Tempo para análise, de 90 dias, é descumprido pela agência e empresas chegam a esperar até um ano; Anvisa diz que precisa contratar funcionários, credenciar laboratórios e aumentar prazos
Uma nova vertente de judicialização na área de saúde ganha força no País. Agora, além de ter as secretarias estaduais e o Ministério da Saúde como alvo, as ações são movidas contra a Agência Nacional de Vigilância Sanitária (Anvisa).
O movimento é formado por empresários que, cansados de esperar, recorrem à Justiça para que a agência apresse a análise de pedidos para registro de remédios e produtos de saúde - documento indispensável para entrar ou permanecer no mercado.
Por lei, a agência tem 90 dias para julgar as solicitações de registros de novos medicamentos ou produtos como luvas, órteses e aparelhos de diagnóstico. Mas o prazo nunca é respeitado. Muitos pedidos ficam na fila por mais de um ano.
A reação dos empresários começou timidamente há dois anos e agora ganha corpo. O procurador da Anvisa, Maximiliano D'Avila Cândido, afirma que todas as semanas chegam entre 6 a 12 mandados de segurança com determinações para que a Anvisa analise, com prazo determinado, o registro de algum produto.
O diretor administrativo da Associação Brasileira de Empresas Certificadas (Abec), Evaristo Araújo, conta que todos os meses ingressa com pelo menos um mandado de segurança. "Não perdemos nenhum." Ele afirma que, no início, empresários resistiam em ingressar com ação contra a Anvisa porque receavam ser vítimas de perseguição. "Mas a situação ficou insustentável."
Araújo, também advogado da Abec, explica que quanto mais se adia o ingresso de um produto no mercado, mais a empresa perde dinheiro. O impacto, avalia, não se restringe às empresas. "Se não há competição no mercado, preços se mantêm altos, o que não é bom nem para consumidor nem para o governo, um dos maiores compradores de produtos de saúde para o SUS."
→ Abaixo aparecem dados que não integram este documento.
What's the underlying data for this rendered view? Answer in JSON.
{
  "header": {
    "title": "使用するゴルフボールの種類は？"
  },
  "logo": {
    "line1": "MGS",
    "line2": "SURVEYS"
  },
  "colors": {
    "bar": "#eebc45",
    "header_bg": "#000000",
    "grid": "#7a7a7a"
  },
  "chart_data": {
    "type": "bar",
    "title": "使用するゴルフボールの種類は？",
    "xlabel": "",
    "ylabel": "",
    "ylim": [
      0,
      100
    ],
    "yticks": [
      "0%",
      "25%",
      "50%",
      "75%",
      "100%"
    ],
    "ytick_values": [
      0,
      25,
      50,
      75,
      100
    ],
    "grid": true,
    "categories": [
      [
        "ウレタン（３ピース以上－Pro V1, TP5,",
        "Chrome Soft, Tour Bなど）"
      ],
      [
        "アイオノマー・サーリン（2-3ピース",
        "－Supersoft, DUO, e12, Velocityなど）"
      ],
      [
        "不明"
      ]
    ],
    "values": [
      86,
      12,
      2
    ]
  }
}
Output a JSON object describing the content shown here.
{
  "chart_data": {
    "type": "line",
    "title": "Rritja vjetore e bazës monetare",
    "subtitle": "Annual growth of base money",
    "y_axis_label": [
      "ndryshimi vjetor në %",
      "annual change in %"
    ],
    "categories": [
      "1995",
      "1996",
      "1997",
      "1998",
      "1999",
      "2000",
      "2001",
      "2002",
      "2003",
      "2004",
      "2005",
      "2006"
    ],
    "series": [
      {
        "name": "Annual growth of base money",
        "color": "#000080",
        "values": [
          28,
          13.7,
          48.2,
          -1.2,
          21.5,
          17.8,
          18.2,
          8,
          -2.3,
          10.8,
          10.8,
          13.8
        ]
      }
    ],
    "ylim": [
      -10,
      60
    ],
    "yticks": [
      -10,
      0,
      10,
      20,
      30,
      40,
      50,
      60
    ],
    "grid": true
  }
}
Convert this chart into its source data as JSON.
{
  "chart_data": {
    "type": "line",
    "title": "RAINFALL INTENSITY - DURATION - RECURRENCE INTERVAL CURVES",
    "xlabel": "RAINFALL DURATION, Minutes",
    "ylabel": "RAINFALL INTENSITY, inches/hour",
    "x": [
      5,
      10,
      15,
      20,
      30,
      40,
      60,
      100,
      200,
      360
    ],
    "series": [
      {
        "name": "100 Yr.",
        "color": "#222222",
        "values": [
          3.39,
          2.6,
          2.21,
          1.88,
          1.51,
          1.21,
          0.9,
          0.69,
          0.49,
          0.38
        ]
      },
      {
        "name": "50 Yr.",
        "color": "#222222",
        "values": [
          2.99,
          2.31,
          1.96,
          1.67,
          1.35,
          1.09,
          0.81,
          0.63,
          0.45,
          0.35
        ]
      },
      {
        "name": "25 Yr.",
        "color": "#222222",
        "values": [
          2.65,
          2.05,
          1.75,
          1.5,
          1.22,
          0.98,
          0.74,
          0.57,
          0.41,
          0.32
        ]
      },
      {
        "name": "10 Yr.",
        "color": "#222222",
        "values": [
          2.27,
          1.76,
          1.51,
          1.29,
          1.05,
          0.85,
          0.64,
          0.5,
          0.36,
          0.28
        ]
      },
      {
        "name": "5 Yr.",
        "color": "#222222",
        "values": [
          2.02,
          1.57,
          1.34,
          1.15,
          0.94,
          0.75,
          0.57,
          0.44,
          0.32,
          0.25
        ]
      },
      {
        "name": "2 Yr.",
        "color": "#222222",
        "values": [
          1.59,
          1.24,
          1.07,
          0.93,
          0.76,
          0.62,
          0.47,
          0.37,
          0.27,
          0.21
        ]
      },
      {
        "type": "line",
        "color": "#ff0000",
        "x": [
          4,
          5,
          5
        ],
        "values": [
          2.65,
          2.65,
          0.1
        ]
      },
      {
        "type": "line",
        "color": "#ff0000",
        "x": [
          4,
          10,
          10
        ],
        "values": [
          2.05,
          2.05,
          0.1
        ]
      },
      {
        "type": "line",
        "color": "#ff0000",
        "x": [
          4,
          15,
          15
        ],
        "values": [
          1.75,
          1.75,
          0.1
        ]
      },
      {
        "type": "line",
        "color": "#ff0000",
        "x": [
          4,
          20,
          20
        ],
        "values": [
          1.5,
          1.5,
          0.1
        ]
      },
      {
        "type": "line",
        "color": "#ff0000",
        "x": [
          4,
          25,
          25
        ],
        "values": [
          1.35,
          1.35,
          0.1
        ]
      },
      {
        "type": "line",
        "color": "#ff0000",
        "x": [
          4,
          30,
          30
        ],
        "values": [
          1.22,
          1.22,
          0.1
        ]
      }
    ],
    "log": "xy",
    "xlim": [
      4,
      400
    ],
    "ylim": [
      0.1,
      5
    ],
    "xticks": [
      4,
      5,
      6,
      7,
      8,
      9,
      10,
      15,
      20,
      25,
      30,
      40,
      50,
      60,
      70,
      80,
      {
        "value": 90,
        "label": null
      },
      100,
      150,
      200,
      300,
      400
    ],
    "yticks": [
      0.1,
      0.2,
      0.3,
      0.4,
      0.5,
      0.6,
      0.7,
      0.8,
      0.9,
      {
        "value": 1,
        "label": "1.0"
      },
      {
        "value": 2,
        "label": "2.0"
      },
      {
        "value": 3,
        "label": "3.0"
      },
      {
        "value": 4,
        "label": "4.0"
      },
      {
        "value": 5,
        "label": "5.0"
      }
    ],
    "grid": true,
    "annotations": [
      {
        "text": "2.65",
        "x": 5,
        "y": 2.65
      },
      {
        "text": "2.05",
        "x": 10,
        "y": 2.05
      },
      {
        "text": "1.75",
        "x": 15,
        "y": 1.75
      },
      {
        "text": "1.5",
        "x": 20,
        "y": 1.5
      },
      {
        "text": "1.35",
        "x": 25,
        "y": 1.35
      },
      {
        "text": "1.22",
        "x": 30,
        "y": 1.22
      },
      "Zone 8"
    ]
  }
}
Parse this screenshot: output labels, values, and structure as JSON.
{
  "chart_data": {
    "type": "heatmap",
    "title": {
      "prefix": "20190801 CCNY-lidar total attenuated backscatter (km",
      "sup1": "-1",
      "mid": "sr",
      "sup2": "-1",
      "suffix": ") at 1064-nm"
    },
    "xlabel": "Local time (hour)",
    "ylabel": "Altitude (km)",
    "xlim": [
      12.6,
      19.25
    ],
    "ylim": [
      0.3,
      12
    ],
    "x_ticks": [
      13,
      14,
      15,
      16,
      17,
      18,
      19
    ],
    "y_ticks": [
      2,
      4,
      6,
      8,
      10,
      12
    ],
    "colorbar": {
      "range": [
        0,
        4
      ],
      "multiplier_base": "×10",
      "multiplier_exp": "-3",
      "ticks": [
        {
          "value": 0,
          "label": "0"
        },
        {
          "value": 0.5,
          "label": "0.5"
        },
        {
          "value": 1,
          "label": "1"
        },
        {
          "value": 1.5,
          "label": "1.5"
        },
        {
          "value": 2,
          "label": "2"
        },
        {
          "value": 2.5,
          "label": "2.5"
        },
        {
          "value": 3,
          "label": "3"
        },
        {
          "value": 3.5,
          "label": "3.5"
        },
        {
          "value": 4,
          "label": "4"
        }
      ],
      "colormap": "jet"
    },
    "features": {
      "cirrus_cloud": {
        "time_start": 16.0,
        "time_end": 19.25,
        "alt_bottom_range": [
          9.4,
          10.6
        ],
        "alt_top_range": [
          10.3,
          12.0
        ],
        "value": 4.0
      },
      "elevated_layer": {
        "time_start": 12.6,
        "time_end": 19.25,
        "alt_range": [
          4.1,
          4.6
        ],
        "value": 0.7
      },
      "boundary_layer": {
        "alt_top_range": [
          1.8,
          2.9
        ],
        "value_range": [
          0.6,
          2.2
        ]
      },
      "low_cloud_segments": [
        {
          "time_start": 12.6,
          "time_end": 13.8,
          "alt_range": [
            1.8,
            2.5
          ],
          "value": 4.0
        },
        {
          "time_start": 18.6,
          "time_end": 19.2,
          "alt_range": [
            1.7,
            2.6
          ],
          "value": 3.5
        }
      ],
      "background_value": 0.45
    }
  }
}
Cândido reconhece o atraso da análise, mas avisa que não há como o problema ser resolvido de um dia para o outro. Para maior agilidade, diz, seria necessária a adoção de pelo menos três medidas: contratação de encarregados da análise, credenciamento de novos laboratórios para testar produtos, insumos e medicamentos e mudança na lei que define prazos. "Não temos condições de seguir o tempo estabelecido na norma. Não se encaixa mais no mercado atual, com complexidade dos produtos a serem analisados nem com o volume de pedidos que chegam todos os dias."
Soluções. O procurador da Anvisa diz que parte do problema será solucionada, em 2012, com um concurso para contratar encarregados de analisar os pedidos de registro. Também serão credenciados laboratórios públicos oficiais para auxiliar na análise dos produtos em processo de registro. Mesmo com as mudanças, avisa, o prazo de 90 dias dificilmente será cumprido. "É preciso mudar a lei."
Cândido diz que nem todos os juízes concedem mandados. Quando isso ocorre, geralmente a decisão estabelece novo prazo para que a Anvisa analise o pedido. Nunca ocorreu, completa, de a agência ser obrigada a dar registro sem o cumprimento de todas as etapas de avaliação.
A estratégia de recorrer à Justiça para garantir o cumprimento de prazos, na avaliação do procurador da Anvisa, pode resolver pontualmente problemas dos empresários, mas, a médio prazo, tumultua o sistema. "É uma bola de neve. Técnicos saem do trabalho para cumprir os mandados judiciais, deixando a fila original de lado." Para ele, tal situação provocará duas filas, a dos pedidos com e sem mandado de segurança. Uma anda rápido; a outra, cada vez mais lentamente.
Além de trazer insegurança ao mercado, a avalanche de processos impede o planejamento do trabalho. "Fica apenas uma atividade reativa. Se falar nos custos para o Estado e a Justiça."